Soltei uma das minhas mãos e a passei rapidamente por baixo do braço dele, voltando a me segurar. Seu pescoço estava mais largo do que eu me lembrava, e eu não queria machucá-lo. Ele também parecia mais alto. A ponta de seu maxilar estava na altura dos meus olhos, mas de onde eu estava não conseguia saber se ele estava com a mandíbula travada ou se seu rosto estava mais saliente mesmo. Me apertei mais contra seu corpo, cruzando os braços e as pernas ao redor dele. Senti seu corpo ondular sob o meu a cada “passo” que ele dava para cima. Cada músculo se alongando e contraindo. Byakko tinha perdido aquele físico magrelo de quem cresceu rápido demais, mas, mesmo assim... Eu estava assustada com como ele me carregava sem fazer esforço nenhum. Como rasgava o paredão com as mãos nuas...
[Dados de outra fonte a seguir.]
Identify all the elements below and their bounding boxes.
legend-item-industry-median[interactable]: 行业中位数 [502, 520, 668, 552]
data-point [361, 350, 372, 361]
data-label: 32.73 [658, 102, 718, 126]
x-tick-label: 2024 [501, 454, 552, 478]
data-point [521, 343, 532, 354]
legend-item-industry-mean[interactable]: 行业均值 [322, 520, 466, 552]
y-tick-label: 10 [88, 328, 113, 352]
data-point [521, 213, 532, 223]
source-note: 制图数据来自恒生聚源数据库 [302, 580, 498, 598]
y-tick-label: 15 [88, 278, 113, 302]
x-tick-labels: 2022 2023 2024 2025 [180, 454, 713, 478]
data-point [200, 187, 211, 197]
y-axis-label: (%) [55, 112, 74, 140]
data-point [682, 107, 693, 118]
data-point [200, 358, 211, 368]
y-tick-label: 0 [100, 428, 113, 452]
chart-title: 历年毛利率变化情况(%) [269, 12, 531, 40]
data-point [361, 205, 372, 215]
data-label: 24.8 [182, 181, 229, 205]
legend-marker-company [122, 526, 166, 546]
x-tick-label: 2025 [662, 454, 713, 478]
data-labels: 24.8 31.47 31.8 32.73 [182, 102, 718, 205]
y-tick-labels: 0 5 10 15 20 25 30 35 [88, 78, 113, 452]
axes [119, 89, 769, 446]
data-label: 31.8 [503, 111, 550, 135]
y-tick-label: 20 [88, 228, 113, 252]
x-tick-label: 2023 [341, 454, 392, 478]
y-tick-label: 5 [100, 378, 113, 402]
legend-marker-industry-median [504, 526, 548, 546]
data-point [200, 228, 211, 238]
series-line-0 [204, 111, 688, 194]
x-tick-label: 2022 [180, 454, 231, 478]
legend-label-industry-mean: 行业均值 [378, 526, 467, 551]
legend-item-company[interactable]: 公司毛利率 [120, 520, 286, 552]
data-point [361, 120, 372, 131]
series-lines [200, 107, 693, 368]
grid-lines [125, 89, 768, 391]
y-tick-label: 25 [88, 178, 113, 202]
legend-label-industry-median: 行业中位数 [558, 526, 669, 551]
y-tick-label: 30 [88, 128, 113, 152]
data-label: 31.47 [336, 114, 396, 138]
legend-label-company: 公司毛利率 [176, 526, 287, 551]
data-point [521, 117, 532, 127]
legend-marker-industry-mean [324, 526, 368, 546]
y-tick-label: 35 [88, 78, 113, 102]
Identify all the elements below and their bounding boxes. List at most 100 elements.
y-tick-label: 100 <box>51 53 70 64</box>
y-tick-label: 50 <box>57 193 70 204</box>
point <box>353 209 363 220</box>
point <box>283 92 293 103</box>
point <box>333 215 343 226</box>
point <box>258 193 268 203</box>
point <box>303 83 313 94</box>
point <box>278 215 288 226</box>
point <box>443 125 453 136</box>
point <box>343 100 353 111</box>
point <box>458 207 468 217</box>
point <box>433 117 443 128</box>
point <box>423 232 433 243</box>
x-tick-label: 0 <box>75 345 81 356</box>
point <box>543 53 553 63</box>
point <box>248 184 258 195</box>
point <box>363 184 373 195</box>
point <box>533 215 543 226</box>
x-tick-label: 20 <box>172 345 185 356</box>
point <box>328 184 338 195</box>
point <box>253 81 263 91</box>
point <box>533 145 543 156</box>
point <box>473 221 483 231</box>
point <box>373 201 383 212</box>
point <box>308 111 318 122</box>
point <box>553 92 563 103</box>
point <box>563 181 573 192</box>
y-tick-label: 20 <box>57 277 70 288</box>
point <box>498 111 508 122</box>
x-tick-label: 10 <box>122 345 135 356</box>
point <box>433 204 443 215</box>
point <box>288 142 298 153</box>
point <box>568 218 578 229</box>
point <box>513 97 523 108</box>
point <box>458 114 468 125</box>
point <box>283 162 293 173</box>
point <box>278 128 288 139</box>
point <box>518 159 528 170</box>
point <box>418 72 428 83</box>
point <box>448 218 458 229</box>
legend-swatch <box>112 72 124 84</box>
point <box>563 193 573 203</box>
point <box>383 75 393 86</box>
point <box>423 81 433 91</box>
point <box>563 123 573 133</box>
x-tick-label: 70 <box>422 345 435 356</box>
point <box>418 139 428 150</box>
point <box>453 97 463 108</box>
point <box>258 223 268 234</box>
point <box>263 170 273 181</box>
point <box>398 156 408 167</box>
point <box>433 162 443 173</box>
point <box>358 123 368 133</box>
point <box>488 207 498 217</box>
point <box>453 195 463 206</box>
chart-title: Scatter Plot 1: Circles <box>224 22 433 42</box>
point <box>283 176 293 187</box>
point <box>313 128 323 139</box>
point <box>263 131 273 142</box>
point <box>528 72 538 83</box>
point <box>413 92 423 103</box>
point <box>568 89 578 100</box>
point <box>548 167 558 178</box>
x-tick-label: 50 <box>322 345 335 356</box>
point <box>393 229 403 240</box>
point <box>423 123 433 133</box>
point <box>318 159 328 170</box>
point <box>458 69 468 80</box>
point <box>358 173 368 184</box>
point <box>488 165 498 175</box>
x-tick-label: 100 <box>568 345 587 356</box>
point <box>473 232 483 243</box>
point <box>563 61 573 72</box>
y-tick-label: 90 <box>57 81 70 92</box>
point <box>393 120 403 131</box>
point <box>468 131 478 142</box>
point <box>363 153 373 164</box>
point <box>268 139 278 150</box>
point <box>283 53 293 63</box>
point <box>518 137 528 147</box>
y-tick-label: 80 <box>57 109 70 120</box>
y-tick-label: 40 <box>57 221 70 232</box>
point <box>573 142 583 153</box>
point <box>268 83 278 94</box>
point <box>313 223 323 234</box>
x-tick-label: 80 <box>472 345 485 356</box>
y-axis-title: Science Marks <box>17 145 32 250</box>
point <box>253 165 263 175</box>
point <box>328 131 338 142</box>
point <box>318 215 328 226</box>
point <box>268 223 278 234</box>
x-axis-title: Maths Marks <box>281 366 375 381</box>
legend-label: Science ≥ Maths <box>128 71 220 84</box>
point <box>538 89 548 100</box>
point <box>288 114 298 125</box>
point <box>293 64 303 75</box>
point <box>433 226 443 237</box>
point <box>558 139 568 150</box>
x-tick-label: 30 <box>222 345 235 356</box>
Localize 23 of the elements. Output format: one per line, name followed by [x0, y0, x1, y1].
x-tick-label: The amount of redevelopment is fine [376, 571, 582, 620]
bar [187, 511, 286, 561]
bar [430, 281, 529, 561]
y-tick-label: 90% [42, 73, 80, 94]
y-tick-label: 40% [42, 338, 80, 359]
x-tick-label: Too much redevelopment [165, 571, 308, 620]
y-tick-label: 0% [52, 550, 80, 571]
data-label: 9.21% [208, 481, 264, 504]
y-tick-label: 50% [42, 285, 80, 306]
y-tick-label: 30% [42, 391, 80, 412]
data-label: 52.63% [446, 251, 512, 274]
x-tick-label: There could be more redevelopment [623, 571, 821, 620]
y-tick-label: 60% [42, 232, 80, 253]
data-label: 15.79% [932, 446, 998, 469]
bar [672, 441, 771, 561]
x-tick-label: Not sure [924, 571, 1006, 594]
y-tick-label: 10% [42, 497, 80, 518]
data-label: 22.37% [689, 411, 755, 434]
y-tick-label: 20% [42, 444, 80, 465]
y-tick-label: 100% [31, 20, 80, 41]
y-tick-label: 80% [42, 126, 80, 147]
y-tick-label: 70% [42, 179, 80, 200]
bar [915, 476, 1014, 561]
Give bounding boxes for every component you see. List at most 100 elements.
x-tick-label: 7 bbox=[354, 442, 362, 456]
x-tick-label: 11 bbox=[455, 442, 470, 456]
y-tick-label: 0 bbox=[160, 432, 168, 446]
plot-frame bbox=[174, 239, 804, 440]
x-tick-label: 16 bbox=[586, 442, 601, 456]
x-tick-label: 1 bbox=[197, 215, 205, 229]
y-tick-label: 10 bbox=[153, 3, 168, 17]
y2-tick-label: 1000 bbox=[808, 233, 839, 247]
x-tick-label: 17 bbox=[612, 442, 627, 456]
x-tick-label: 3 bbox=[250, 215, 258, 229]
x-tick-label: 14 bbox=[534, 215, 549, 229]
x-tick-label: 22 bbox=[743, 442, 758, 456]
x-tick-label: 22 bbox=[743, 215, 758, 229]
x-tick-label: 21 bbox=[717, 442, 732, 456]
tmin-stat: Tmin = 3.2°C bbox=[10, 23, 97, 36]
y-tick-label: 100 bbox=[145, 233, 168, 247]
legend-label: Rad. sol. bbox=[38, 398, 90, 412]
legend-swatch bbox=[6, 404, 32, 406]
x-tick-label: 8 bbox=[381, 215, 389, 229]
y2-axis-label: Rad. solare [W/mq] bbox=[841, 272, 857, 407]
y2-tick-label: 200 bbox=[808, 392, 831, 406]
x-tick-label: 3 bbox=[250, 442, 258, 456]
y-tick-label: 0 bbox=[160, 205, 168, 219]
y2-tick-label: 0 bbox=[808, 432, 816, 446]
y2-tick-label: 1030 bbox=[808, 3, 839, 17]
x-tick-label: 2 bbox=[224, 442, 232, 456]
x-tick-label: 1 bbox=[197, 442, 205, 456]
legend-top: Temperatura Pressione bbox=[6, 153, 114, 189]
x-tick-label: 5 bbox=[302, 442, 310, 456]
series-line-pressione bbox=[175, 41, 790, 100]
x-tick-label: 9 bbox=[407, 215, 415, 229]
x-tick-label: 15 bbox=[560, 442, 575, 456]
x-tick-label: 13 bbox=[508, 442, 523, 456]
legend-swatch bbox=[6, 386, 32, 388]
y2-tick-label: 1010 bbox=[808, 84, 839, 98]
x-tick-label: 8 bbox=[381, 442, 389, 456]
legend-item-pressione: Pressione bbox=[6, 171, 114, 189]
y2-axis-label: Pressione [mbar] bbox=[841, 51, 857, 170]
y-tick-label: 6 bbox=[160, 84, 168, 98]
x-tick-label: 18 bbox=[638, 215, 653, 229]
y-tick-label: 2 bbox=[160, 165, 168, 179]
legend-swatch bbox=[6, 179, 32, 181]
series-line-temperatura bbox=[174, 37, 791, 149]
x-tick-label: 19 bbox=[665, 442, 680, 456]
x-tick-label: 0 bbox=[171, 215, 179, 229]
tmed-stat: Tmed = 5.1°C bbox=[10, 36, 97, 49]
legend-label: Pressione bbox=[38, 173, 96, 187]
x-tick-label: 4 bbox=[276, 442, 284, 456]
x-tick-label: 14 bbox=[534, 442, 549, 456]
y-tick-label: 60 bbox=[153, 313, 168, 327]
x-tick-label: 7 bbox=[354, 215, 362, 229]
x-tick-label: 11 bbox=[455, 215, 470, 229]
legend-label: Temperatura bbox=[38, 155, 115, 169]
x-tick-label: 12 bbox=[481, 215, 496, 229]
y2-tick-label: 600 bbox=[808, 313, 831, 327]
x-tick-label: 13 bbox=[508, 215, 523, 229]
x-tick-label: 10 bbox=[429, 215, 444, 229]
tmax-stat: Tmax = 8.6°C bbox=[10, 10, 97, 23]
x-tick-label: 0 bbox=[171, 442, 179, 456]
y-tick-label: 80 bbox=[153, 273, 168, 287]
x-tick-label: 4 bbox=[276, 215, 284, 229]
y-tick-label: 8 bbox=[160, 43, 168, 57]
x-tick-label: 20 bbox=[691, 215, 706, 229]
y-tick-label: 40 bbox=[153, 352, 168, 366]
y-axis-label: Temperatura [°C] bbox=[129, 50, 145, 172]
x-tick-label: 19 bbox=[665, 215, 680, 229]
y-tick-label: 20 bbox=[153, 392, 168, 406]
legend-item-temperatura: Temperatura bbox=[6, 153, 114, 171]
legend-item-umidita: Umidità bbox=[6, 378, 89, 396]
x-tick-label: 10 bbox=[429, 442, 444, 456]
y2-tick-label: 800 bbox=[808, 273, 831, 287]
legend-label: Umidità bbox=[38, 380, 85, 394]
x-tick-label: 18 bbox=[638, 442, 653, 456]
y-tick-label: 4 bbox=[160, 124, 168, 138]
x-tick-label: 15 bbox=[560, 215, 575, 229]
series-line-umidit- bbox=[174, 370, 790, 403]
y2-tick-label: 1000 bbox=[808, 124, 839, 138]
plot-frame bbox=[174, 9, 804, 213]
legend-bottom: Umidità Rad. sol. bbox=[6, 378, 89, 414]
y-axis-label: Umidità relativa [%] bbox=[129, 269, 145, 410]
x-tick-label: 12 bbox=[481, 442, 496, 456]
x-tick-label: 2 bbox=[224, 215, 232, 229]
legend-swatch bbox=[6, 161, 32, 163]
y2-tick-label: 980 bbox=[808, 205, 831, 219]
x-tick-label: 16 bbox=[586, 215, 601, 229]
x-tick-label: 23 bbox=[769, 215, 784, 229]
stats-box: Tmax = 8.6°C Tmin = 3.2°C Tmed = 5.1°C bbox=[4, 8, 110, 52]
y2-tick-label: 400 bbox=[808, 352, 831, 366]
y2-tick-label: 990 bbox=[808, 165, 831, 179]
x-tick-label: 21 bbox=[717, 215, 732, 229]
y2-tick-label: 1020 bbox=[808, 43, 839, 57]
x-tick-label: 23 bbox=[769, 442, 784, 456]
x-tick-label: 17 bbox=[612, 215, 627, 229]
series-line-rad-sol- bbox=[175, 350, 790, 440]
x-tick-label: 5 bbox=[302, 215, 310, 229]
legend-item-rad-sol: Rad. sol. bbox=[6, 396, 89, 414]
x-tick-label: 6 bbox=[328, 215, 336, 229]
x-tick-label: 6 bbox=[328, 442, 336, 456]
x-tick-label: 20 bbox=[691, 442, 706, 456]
Eu nunca tinha visto ele fazer nada disso antes. Nunca tinha pensado nisso até aquela noite com Isméria... E, sinceramente, não tinha voltado a pensar nisso enquanto ele estivera sumido.

Mas Byakko parecia... diferente.

Quer dizer, tudo estava diferente. Mas eu não sabia o que era. Podia ser problema meu, certo?

Mas uma coisa parecia nostálgica: não importava o quanto tivéssemos ficado longe, ele sempre voltava parecendo ter a mesma idade que eu. Me lembrei da última vez que ele tinha salvado minha vida, depois de um longo tempo afastados. De como eu tinha ficado surpresa em perceber que ele também tinha mudado. E tudo o que eu consegui dizer foi...

— Você... cresceu.

 

***

 

Quando chegou ao topo, Byakko me deu um empurrãozinho para subir. Engatinhei uns três passos para dentro da ilha, só pra me afastar da borda, e caí de bruços, sentindo as pernas e braços trêmulos. Olhei para o lado. Byakko também tinha se içado para cima, e estava deitado no chão, com as mãos cobrindo o rosto. As garras tinham desaparecido, mas ele parecia ofegante, inquieto, murmurando alguma coisa que eu não conseguia entender.

Me sentei e me arrastei um pouco mais pra perto dele. Seus dedos estavam contraídos e a mão sobre a boca “amassava” as palavras que ele repetia sem parar.

— Anda, anda, anda... — Ouvi ele dizer.

Levantei a mão na direção dele.

— Ei... Tá tudo bem? — Perguntei.

Ele afastou os dedos de uma mão, e consegui ver um de seus olhos. Ele estava com a pupila fina como as de um gato, e seu formato me lembrava das pontas de lanças quebradas que o mar jogava na Praia Velha. Como na noite em que ele enfrentara Isméria...

Eu quase conseguia ouvir os rugidos outra vez, mas, ao invés disso, ele simplesmente falou, com a voz um pouco rouca:

— Eu só preciso de um tempo pra me acalmar...

Fechei os meus dedos estendidos e baixei o braço, mas não desviei o olhar.

Byakko deve ter percebido como eu o encarava, porque fechou os olhos e se virou de lado, deitado e encolhido na rocha.

— Me pergunto se você estava tentando morrer... — Ele diz, com a voz um pouco abafada. — De novo.

Ah, pelo menos eu não sou a única pensando no passado...

Talvez as coisas não tivessem mudado tanto assim, afinal.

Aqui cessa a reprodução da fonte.